All that being said, special attention must be given to Joey, who is one of the hall-of-fame worst comic relief characters in any '90s genre film; that rare kind of godawful sidekick so unendurable that the other characters even call specific attention to it. O'Connor does the thing he does, whining in a fast-paced mumble and staring like a sweaty junkie, and it's too painful to even contemplate; but at least the character isn't a brownface role, like O'Connor's next collaboration with Sommers, in 1999's The Mummy.

It would be tiresome to keep listing the things that don't work, like the thin, screechy score by Jerry Goldsmith (a horribly disappointing misfire from one of my favorite composers), or Sommers's addiction to using zooms as a sort of half-assed way of pushing tension, or the generally incomprehensible action choreography. So instead, let me run down the things that do work. Janssen is good, as mentioned; there's also the monster itself, which however ridiculously conceived (it is a species of worm, extinct since the Cambrian Period, that responds to decreasing pressure as it nears the surface by expanding its size several hundredfold), and however derivative of more classic beasties, still has an awfully cool look to it.

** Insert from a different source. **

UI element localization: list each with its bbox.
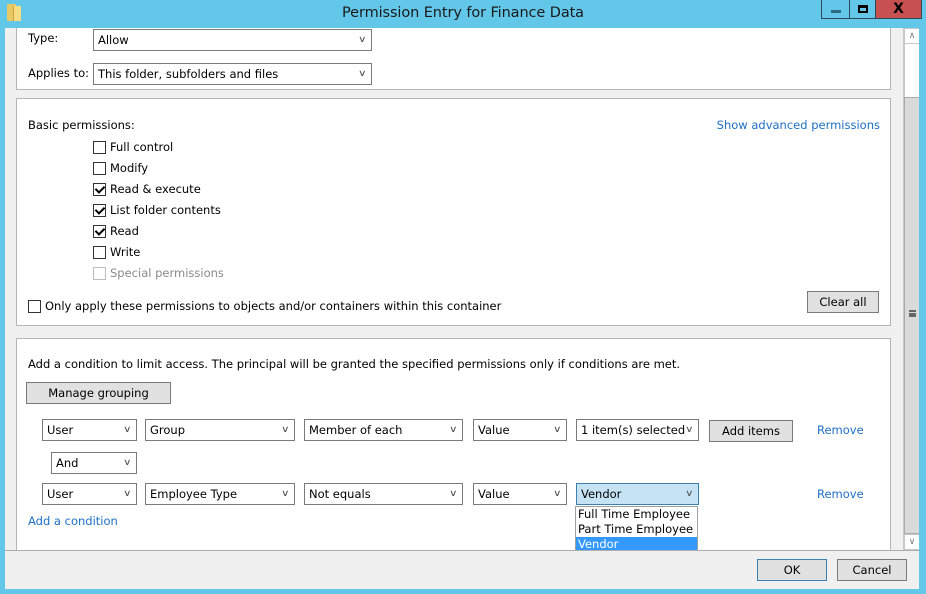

The profusion of teeth, and tentacles, and tentacles with teeth, and tentacles with tentacles with teeth, feels almost like a parody of '90s x-treme design, but it's slimy and toothy in all the right places, and the CGI used to bring it to life has aged astonishingly well. And while the film mostly ignores horror in favor of a lot of simple, bland action (this is one of those movies where much of the dialogue and most of the setpieces all revolve around the "run! run! run!" principle), the remains of the creature's meals are absolutely terrific Boschian hellscapes, damp red chunks of tissue clinging to bones in grisly-funny tableaux that are simply astounding for something released by a major American film distributor as a mainstream popcorn movie.

So yeah, if you want a monster movie, that is the sole respect in which Deep Rising isn't a horrible letdown. And I get the irresistible allure of the monster movie! But then, the '90s were, if not a Golden Age, then very much a Silver Age for that genre, and very nearly all of them are better than this, even the really shitty ones.